神田秀樹教授、海外客員でもあったCharles W. Mooney Jr.名誉教授(ペンシルバニア大学)、国内客員の神作裕之教授と。

上記の法学の一連の研究会やその他のシンポジウムなどの企画に長年参加させていただく機会を得た者の感想として、金融研究所の活動には次のような特徴があると思います。まず何よりも、金融研究所ならではの文字通り自由闊達な雰囲気が一貫して存在していて、自由に幅広い議論を存分にさせていただいたということです。私が大学で担当したゼミに学生として参加した方々で日本銀行に就職をされた方々が少なからずおられ、金融研究所での法学関係の研究会等に参加することになった方々も少なくなく、個々の方々のお名前をここで挙げることは控えさせていただきますが、私はこれらの方々と一緒に研究をする機会に恵まれたというご縁にも感謝しています。また、金融研究所での法学関係の研究会の研究内容としては、その時々に話題となったテーマを取り上げながらも、実務的な観点もふまえたうえでの基礎研究と理論研究が重視され、この面における金融研究所の活動の日本の法学研究への貢献には大きいものがあったと思います。

Charles W. Mooney Jr.名誉教授を囲んでの勉強会の様子。

これらを可能にしたのは、研究会に参加した研究者による貢献の大きさに加えて、いうまでもなく、金融研究所のスタッフの方々の能力の高さと人柄にあると言えます。
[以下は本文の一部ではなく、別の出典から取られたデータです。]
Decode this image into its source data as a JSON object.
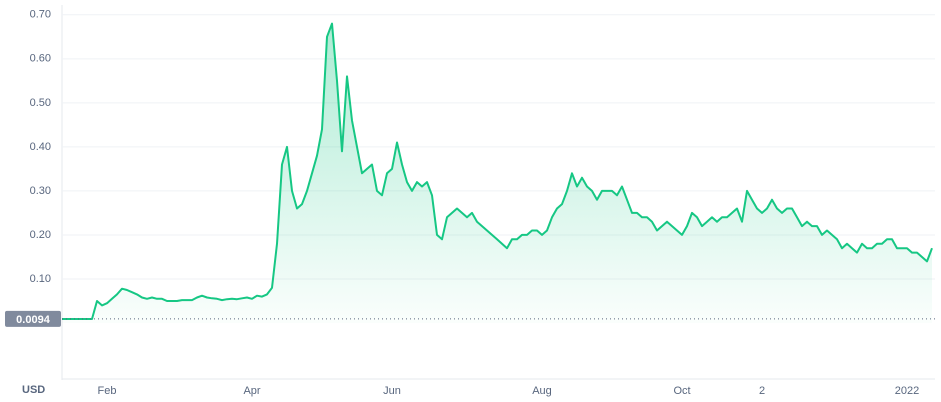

その時々の所長さんをはじめ金融研究所の法律チームの方々が一丸となって研究会その他の活動に熱心に取り組んでくださいました。金融研究所の外での法学の研究会ですと研究者が報告をして論文を書くというスタイルが多いのですが、金融研究所の研究会では、議論のたたき台となる資料から最後の報告書に至るまで、すべてについてその執筆を金融研究所のスタッフが担当するのが通常です。参加する研究者は好き勝手に思い付いたことを制約なく自由に発言するので、議論のレベルは高いといえるものの、各回の学術的な(そして時には複雑な)議論をまとめるだけでも大変な難作業です。これを整理して報告書にとりまとめるというのは、他にはあまり例がなく、しかも、各研究会の報告書は若干のものを除いてすべて「金融研究」に公表されており、その内容は充実したものになっています。
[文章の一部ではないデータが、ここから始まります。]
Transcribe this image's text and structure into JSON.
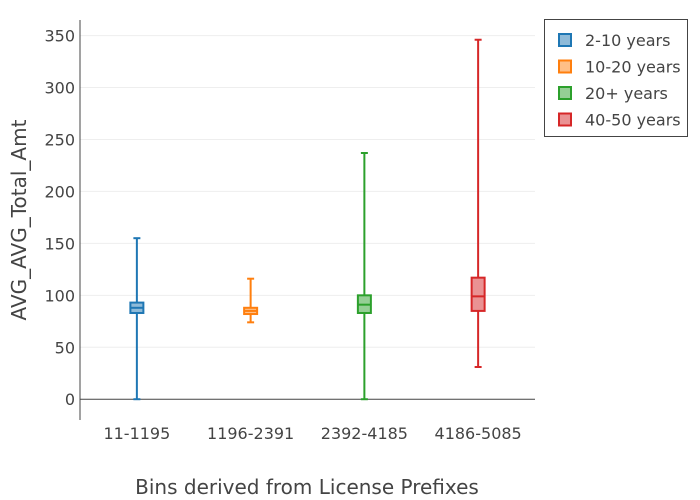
{
  "chart_data": {
    "type": "box",
    "title": "",
    "xlabel": "Bins derived from License Prefixes",
    "ylabel": "AVG_AVG_Total_Amt",
    "ylim": [
      -20,
      365
    ],
    "yticks": [
      0,
      50,
      100,
      150,
      200,
      250,
      300,
      350
    ],
    "grid": true,
    "legend_position": "top-right",
    "categories": [
      "11-1195",
      "1196-2391",
      "2392-4185",
      "4186-5085"
    ],
    "series": [
      {
        "name": "2-10 years",
        "category": "11-1195",
        "color": "#1f77b4",
        "fill": "#8fbbd9",
        "min": 0,
        "q1": 83,
        "median": 88,
        "q3": 93,
        "max": 155
      },
      {
        "name": "10-20 years",
        "category": "1196-2391",
        "color": "#ff7f0e",
        "fill": "#ffbf86",
        "min": 74,
        "q1": 82,
        "median": 85,
        "q3": 88,
        "max": 116
      },
      {
        "name": "20+ years",
        "category": "2392-4185",
        "color": "#2ca02c",
        "fill": "#95cf95",
        "min": 0,
        "q1": 83,
        "median": 91,
        "q3": 100,
        "max": 237
      },
      {
        "name": "40-50 years",
        "category": "4186-5085",
        "color": "#d62728",
        "fill": "#ea9293",
        "min": 31,
        "q1": 85,
        "median": 99,
        "q3": 117,
        "max": 346
      }
    ]
  }
}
このように金融研究所において法学研究を幅広く継続的に進めてこられたのも、私が知る限り、上記の黒田氏に続いて多くの方々が法学研究の重要さを認識してくださり研究会その他の活動に注力してくださったおかげであると思います。とくに、所長であられた翁邦雄氏と課長であられた岩村充氏の熱意と貢献によって金融研究所における法学研究が不動のものになったと私は思っています。

将来を展望しますと、金融研究所における法学関係の研究活動が今後も継続して着実に発展することを祈念しますが、世の中の変化は非常に激しいので、たとえば情報発信の多様化ということが今後のひとつの課題になるように感じます。

このたび40周年のとりまとめをして過去を振り返り将来を展望することは大きな意義があることであり、法学の一研究者として、これを決断された副島豊所長と金融研究所の皆様に敬意を表します。今後の金融研究所そして日本銀行の一層の発展と金融研究所を含めて日本銀行の皆様の一層の飛躍とご健勝をお祈りします。